VERITAS Storage Foundation 4.1 Cluster File System HP Serviceguard Storage Management Suite Extracts, December 2005

Overview of Cluster Volume Management
98 Installation and Administration Guide
Overview of Cluster Volume Management
Tightly coupled cluster systems have become increasingly popular in enterprise-scale
mission-critical data processing. The primary advantage of clusters is protection against
hardware failure. If the primary node fails or otherwise becomes unavailable, applications
can continue to run by transferring their execution to standby nodes in the cluster. This
ability to provide continuous availability of service by switching to redundant hardware
is commonly termed failover.
Another major advantage of clustered systems is their ability to reduce contention for
system resources caused by activities such as backup, decision support and report
generation. Enhanced value can be derived from cluster systems by performing such
operations on lightly loaded nodes in the cluster instead of on the heavily loaded nodes
that answer requests for service. This ability to perform some operations on the lightly
loaded nodes is commonly termed load balancing.

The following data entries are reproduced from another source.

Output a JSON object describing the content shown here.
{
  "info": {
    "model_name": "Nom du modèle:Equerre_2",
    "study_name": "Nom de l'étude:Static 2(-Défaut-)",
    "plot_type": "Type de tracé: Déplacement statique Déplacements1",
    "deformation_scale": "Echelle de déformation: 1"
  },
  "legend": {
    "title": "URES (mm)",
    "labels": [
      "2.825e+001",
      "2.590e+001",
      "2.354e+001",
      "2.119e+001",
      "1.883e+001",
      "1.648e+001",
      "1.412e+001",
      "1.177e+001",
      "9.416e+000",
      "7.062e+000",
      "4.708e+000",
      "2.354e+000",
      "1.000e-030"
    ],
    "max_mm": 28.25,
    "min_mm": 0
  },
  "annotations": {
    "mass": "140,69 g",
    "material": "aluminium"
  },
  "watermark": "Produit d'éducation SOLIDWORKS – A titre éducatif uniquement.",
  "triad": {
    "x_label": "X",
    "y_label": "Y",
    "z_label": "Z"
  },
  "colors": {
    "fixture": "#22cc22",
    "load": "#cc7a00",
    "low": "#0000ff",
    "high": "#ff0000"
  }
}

To implement cluster functionality, VxVM works together with the cluster monitor daemon
that is provided by the host operating system. The cluster monitor informs
VxVM of changes in cluster membership. Each node starts up independently and has its
own cluster monitor plus its own copies of the operating system and VxVM with support
for cluster functionality. When a node joins a cluster, it gains access to shared disks. When
a node leaves a cluster, it no longer has access to shared disks. A node joins a cluster when
the cluster monitor is started on that node.
The figure “Example of a 4-Node Cluster” on page 99 illustrates a simple cluster
arrangement consisting of four nodes with similar or identical hardware characteristics
(CPUs, RAM and host adapters), and configured with identical software (including the
operating system). The nodes are fully connected by a private network and they are also
separately connected to shared external storage (either disk arrays or JBODs: just a bunch
of disks) via Fibre Channel. Each node has two independent paths to these disks, which are
configured in one or more cluster-shareable disk groups.
The private network allows the nodes to share information about system resources and
about each other’s state. Using the private network, any node can recognize which other
nodes are currently active, which are joining or leaving the cluster, and which have failed.
The private network requires at least two communication channels to provide
redundancy against one of the channels failing. If only one channel were used, its failure
would be indistinguishable from node failure—a condition known as network partitioning.